The aperiodic monotile behind the texture
An aperiodic monotile, commonly known as an "einstein," is a shape capable of tiling the plane exclusively in a non-periodic manner. Our jumbotron pattern features the first true aperiodic monotile: a shape that naturally enforces aperiodicity through its own geometry, without the need for additional constraints such as matching conditions.
The jumbotron pattern is based on the aperiodic monotile - also called an einstein - a polykite shape that tiles the plane only without repeating. It comes from the work of David Smith, Joseph Samuel Myers, Craig S. Kaplan, and Chaim Goodman-Strauss. We like elegant maths.
Light · paper-cool surface with subtle vignette
The recipe the homepage hero + light CTA bands sit on: paper-cool fill (#ECEDF0), einstein-hats monotile, directional fade easing from dense-left to clear-right, soft near-black Houdini spot anchoring the bottom-right rule-of-thirds.
Dark · navy surface with peak-blue glow
Same recipe at navy: deep #0F1F3D fill, einstein-hats in the dark palette, navy fade overlay, Houdini spot in peak-blue (#93B4F5) so it reads as a soft glow against the dark band. Used on the CTA band and dark heroes.
How the three layers stack
The full recipe in one pre-rendered SVG — three layers composited into a single static file per variant.
Three-layer composite in one static SVG file:
1. einstein-hats paths (full-bleed monotile)

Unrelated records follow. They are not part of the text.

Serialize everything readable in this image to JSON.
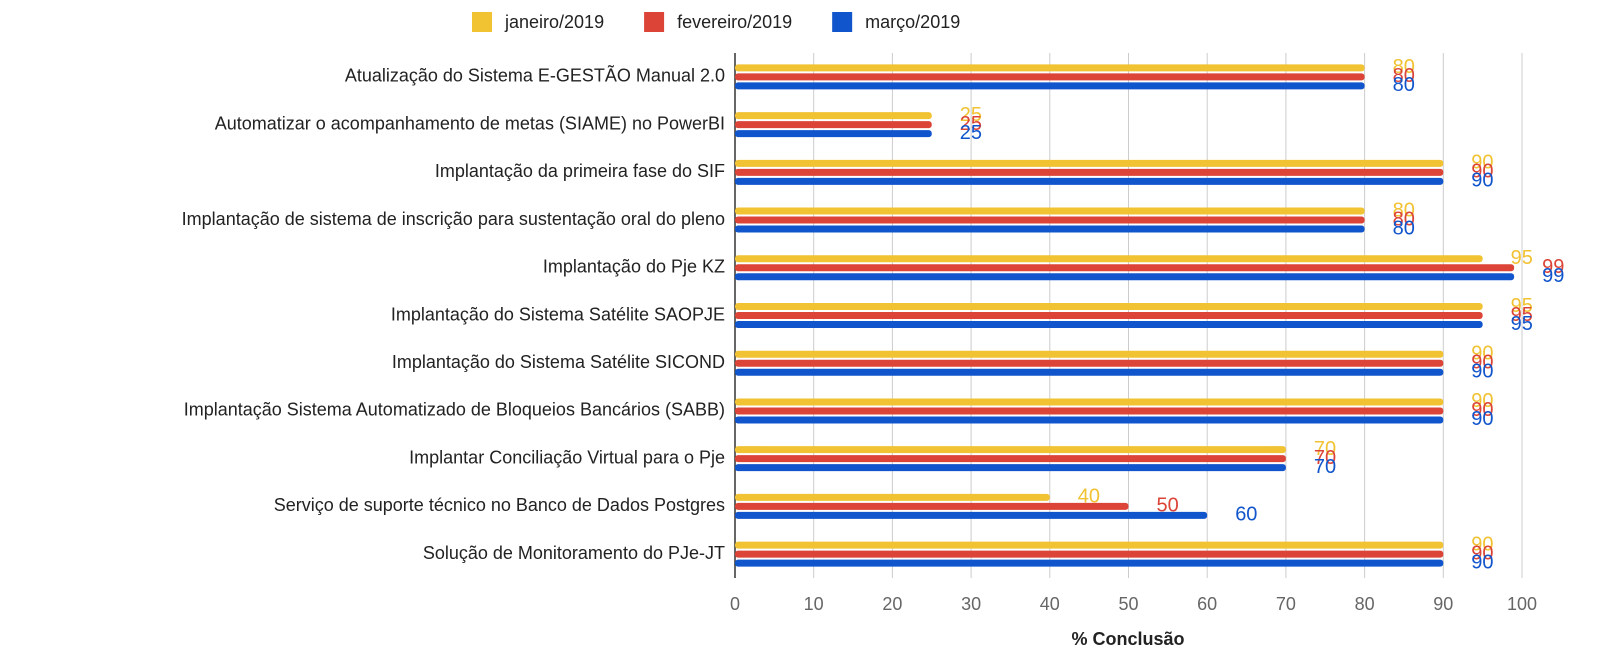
{
  "chart_data": {
    "type": "hbar",
    "categories": [
      "Atualização do Sistema E-GESTÃO Manual 2.0",
      "Automatizar o acompanhamento de metas (SIAME) no PowerBI",
      "Implantação da primeira fase do SIF",
      "Implantação de sistema de inscrição para sustentação oral do pleno",
      "Implantação do Pje KZ",
      "Implantação do Sistema Satélite SAOPJE",
      "Implantação do Sistema Satélite SICOND",
      "Implantação Sistema Automatizado de Bloqueios Bancários (SABB)",
      "Implantar Conciliação Virtual para o Pje",
      "Serviço de suporte técnico no Banco de Dados Postgres",
      "Solução de Monitoramento do PJe-JT"
    ],
    "series": [
      {
        "name": "janeiro/2019",
        "color": "#f1c232",
        "values": [
          80,
          25,
          90,
          80,
          95,
          95,
          90,
          90,
          70,
          40,
          90
        ]
      },
      {
        "name": "fevereiro/2019",
        "color": "#db4437",
        "values": [
          80,
          25,
          90,
          80,
          99,
          95,
          90,
          90,
          70,
          50,
          90
        ]
      },
      {
        "name": "março/2019",
        "color": "#1155cc",
        "values": [
          80,
          25,
          90,
          80,
          99,
          95,
          90,
          90,
          70,
          60,
          90
        ]
      }
    ],
    "xlabel": "% Conclusão",
    "xlim": [
      0,
      100
    ],
    "xticks": [
      0,
      10,
      20,
      30,
      40,
      50,
      60,
      70,
      80,
      90,
      100
    ],
    "grid": true,
    "legend": "top"
  }
}
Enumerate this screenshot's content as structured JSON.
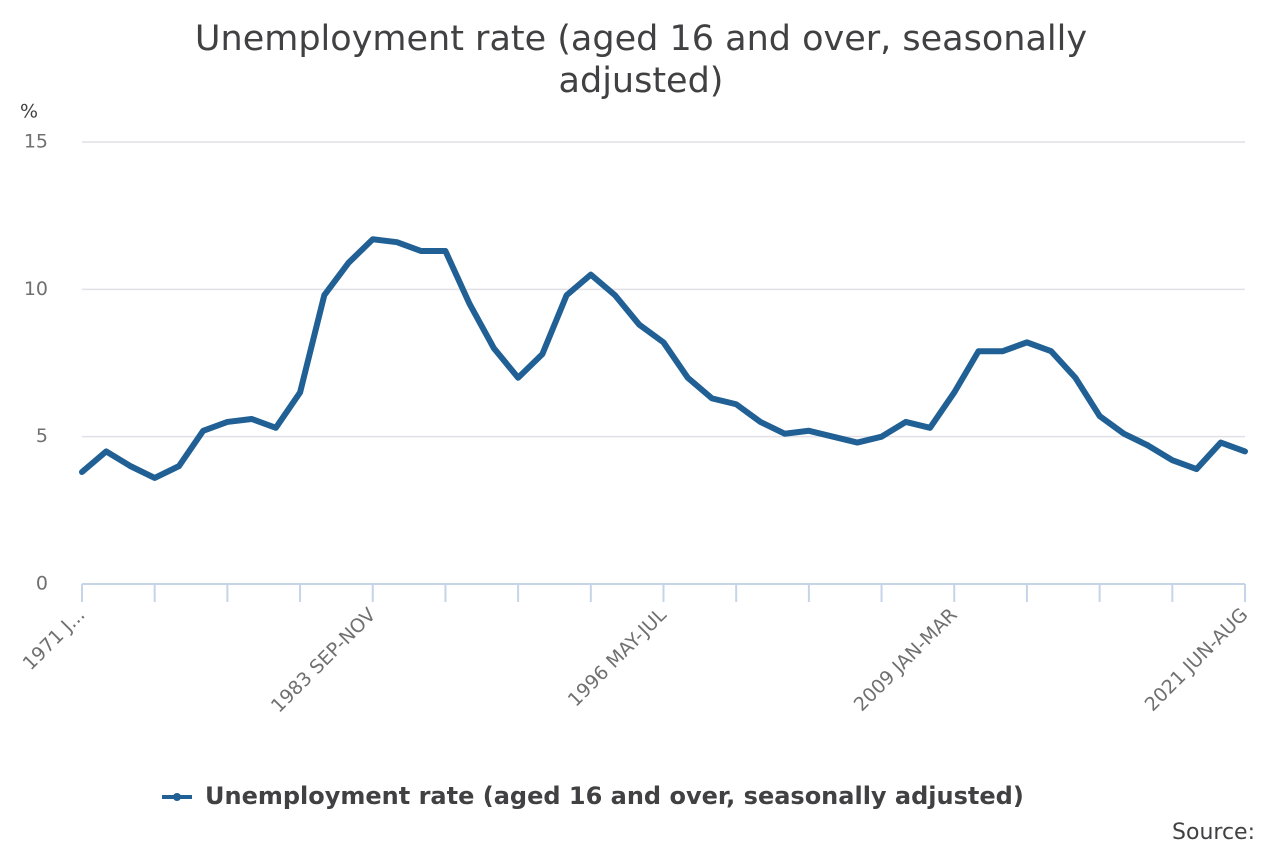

2. linear-gradient fade (denser left → lighter right, 96%/74%/50%
alpha on light, 96%/65%/35% on dark)
3. radial Houdini spot (centred at (820, 540) in the 1296 × 809
natural viewBox — bottom-right rule-of-
thirds anchor)
Light variant
· fade colour : #ECEDF0 (paper-cool)
· spot colour : #0F0F0F (near-black, low alpha, reads as vignette)
Dark variant
· fade colour : #0F1F3D (navy)
· spot colour : #93B4F5 (peak-blue-lifted, brighter than navy bg) Pull the live SVG from the inspector
The monotile backgrounds are pre-rendered to static SVGs (one per variant) and served as cacheable images. Changing the recipe constants regenerates both variants.